A massive sandstorm in Syria was caused by climate change, not the ongoing conflict in the area as previously suggested.

A satellite image of the massive sandstorm of 2015 at its peak on Sept. 8. Image courtesy of NASA.

In August of 2015, a massive sandstorm covered seven nations in the Middle East, closing ports, canceling flights, killing several, and causing thousands of injuries. At the time, many news outlets posited that the storm was the result of the Syrian Civil War. While that may sound far-fetched, they argued that increased use of military vehicles off-road and reduced agriculture and ground coverage because of people fleeing or being killed, contributed to a greater than average amount of sand and dust being kicked up by sandstorms.
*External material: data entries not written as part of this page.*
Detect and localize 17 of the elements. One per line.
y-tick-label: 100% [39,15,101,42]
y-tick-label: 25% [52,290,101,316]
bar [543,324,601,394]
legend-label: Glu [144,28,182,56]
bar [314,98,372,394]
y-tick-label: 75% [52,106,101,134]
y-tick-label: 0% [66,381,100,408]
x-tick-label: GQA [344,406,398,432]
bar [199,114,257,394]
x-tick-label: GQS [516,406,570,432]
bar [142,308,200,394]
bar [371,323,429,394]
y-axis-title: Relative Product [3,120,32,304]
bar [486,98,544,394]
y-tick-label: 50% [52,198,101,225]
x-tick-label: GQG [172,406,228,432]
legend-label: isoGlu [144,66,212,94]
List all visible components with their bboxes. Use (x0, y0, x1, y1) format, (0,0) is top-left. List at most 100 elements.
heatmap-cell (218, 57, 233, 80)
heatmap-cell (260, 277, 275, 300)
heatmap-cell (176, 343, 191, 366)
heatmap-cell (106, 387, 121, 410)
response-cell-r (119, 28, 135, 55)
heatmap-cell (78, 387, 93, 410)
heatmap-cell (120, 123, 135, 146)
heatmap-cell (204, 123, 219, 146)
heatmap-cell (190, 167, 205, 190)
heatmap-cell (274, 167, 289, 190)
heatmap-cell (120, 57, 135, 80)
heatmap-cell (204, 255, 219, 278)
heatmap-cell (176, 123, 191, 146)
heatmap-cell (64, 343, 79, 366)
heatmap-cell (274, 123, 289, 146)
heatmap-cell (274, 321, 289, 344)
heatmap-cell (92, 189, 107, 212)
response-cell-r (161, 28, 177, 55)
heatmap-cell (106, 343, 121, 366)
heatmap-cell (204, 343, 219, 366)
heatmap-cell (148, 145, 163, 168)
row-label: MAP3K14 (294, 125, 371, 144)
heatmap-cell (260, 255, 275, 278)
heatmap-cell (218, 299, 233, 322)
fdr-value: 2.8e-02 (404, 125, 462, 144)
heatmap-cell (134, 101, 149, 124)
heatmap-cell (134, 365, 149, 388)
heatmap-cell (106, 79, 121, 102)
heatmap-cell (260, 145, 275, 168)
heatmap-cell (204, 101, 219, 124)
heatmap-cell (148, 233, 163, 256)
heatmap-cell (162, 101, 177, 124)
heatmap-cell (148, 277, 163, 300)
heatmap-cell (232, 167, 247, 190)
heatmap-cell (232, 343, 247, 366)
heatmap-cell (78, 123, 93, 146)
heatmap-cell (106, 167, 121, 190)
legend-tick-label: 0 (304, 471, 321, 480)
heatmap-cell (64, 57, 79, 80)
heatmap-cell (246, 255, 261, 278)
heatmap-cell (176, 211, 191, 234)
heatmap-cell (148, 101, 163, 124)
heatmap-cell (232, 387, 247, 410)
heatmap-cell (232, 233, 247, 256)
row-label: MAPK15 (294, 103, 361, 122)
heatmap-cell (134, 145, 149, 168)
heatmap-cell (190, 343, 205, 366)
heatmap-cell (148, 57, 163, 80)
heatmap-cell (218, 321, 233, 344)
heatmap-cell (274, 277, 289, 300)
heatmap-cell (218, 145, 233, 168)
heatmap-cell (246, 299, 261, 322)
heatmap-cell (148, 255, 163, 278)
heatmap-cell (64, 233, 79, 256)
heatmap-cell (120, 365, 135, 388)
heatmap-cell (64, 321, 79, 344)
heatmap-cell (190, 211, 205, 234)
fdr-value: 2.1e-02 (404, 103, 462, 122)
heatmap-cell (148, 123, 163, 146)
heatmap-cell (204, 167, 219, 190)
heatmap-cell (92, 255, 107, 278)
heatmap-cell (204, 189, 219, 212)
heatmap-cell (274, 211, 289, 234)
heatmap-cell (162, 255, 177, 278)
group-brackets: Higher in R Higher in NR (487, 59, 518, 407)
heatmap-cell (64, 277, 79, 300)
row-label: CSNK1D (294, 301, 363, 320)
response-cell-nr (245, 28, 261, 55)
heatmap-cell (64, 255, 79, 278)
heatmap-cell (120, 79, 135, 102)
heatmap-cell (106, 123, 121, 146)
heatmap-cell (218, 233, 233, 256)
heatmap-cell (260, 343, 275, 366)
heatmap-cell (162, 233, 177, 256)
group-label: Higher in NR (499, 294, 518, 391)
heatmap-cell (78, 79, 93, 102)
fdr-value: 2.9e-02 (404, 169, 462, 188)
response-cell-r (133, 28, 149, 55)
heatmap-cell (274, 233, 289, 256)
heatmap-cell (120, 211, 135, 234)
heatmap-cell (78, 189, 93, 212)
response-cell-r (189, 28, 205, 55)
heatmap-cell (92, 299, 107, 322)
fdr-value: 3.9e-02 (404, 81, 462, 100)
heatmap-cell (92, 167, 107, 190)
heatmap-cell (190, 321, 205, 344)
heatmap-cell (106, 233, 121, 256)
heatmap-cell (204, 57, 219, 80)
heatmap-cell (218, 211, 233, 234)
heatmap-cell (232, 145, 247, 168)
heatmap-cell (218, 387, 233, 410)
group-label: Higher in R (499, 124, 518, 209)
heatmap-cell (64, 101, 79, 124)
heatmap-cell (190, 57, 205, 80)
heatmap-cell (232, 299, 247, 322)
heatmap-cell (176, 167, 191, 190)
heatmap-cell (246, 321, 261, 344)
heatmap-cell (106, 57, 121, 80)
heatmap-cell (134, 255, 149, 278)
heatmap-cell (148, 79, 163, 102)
But a study published in November of 2016 found that there is no evidence to support the idea that this sandstorm was caused by human conflict.

“The reports suggesting that this was related to the conflict in Syria were not supported by any research,” said Elie Bou-Zeid, an associate professor at Princeton, one of the researchers. “It was just hypotheticals thrown into the air.”

The research team believes that the sandstorm was actually caused by climate change, which is worse, because that means that similar storms can happen again in the future.

The researchers first looked at vegetation in the area, which was not only not lower than normal, the coverage for that year was actually higher than coverage between 2001 and 2007, and almost twice as high as it was between 2007 and 2010. Between 2007 and 2010 the region was also in the midst of a drought, but in the much hotter than average 2015 summer, the area was even drier than during that drought.

Combined with uncommon east-west winds (which normally flow south in this area), this dryness and increased temperature managed to cause a uniquely large sandstorm. But it might not be so unique in the long run, as global temperatures are expected to continue rising, with subsequent summers being hotter and drier than we’ve seen so far.

As climate change continues, giant sandstorms could become more frequent. It’s important that we understand how these storms are formed so that we can better learn to deal with them. While nothing short of significant reversal of climate change is likely to prevent such storms, we can at least prepare communities that might be affected by them.